News Release

Fossil offers ultra rare piece of evidence showing a dinosaur eating a mammal

Preserved gut contents of Microraptor show the species had a more diverse diet than previously thought

Peer-Reviewed Publication

University of Alberta

Mammal foot in a dinosaur 2

image: Mammal foot in a dinosaur view more 

Credit: Alex Dececci

EDMONTON — An international team of researchers has uncovered an extremely rare piece of evidence that dinosaurs ate mammals. 
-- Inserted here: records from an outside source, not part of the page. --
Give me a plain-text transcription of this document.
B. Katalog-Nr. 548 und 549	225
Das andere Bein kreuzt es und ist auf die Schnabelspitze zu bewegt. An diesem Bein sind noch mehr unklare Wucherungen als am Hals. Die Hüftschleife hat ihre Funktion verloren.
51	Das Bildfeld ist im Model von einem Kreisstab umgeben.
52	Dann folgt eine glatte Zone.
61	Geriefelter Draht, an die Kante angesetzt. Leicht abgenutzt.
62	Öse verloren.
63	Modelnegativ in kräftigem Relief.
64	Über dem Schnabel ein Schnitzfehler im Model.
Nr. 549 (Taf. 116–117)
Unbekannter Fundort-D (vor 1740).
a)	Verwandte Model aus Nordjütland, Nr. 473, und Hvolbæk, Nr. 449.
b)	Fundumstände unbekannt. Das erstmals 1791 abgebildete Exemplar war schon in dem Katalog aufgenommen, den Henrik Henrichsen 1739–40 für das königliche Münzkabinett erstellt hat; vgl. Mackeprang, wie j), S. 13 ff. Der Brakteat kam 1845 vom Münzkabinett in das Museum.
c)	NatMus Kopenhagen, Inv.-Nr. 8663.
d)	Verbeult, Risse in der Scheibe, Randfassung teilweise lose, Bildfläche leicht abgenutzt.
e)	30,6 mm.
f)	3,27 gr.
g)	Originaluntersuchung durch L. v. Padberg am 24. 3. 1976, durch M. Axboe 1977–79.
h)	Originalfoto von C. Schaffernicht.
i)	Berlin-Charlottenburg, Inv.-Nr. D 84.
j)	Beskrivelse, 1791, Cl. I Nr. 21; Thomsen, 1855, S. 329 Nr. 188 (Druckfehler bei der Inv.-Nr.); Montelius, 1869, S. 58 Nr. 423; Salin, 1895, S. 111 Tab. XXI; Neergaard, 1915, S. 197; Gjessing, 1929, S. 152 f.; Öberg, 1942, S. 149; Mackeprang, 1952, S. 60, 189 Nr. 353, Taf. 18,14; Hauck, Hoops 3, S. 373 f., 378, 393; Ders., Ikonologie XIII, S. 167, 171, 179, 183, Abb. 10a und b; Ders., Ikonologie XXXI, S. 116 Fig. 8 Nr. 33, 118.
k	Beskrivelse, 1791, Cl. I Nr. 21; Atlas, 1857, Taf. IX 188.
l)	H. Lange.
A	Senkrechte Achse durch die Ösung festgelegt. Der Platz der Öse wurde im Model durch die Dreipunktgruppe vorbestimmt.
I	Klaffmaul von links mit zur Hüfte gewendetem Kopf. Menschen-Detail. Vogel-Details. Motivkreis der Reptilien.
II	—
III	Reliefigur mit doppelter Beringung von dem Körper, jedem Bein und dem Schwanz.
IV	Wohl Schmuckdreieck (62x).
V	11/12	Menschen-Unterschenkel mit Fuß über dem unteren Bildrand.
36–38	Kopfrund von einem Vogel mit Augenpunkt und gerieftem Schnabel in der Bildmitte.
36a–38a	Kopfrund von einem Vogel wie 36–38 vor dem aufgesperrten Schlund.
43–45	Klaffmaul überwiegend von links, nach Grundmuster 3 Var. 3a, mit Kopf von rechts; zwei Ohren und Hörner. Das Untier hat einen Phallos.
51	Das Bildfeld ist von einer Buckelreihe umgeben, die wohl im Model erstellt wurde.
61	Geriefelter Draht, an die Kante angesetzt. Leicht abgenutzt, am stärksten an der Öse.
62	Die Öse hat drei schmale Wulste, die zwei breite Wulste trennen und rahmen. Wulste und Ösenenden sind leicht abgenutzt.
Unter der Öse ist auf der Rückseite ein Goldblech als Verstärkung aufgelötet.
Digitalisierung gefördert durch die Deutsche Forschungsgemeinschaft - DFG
The foot of a small mammal about the size of a mouse was found preserved inside the gut contents of a Microraptor zhaoianus, a small feathered dinosaur from the early Cretaceous period, according to a new study published in the Journal of Vertebrate Paleontology. There is a lone earlier report of a dinosaur specimen with mammalian gut contents, however, that report pertains to a species that isn't closely related to Microraptor.

It’s extremely rare to find conclusive evidence of a dinosaur’s diet because of how difficult it is for a dinosaur’s gut contents to be preserved, says Corwin Sullivan, associate professor in the Department of Biological Sciences and co-author of the paper. 

“There was always interest in [Microraptor’s] diet because there had been previous specimens that contained remains of different vertebrates inside the rib cage, but we have the first one that contains parts of a mammal,” he notes.

The Microraptor was found within Jurassic and Cretaceous lake deposits in what is now northeast China.

Previous Microraptor specimens from this area have been found with gut contents of a fish, bird and lizard, indicating that these small dinosaurs had diverse diets. However, it remains unclear whether Microraptor consumed the contents in a predator-prey relationship or by scavenging. Researchers can only say conclusively that Microraptor was carnivorous.

Sullivan says information about dinosaurs’ diets is a key piece in the puzzle to learning more about what was going on at the time they roamed the Earth.

“We’re slowly gathering pieces of information about these past ecosystems and the animals that inhabited them. So what this discovery does is fill in a little bit of information in that it’s showing the diet of Microraptor was even broader, even more generalist, than we thought previously.”

“That tells us something about this animal and, by extension, tells us that there were generalist carnivores in these ancient ecosystems — that that niche existed.”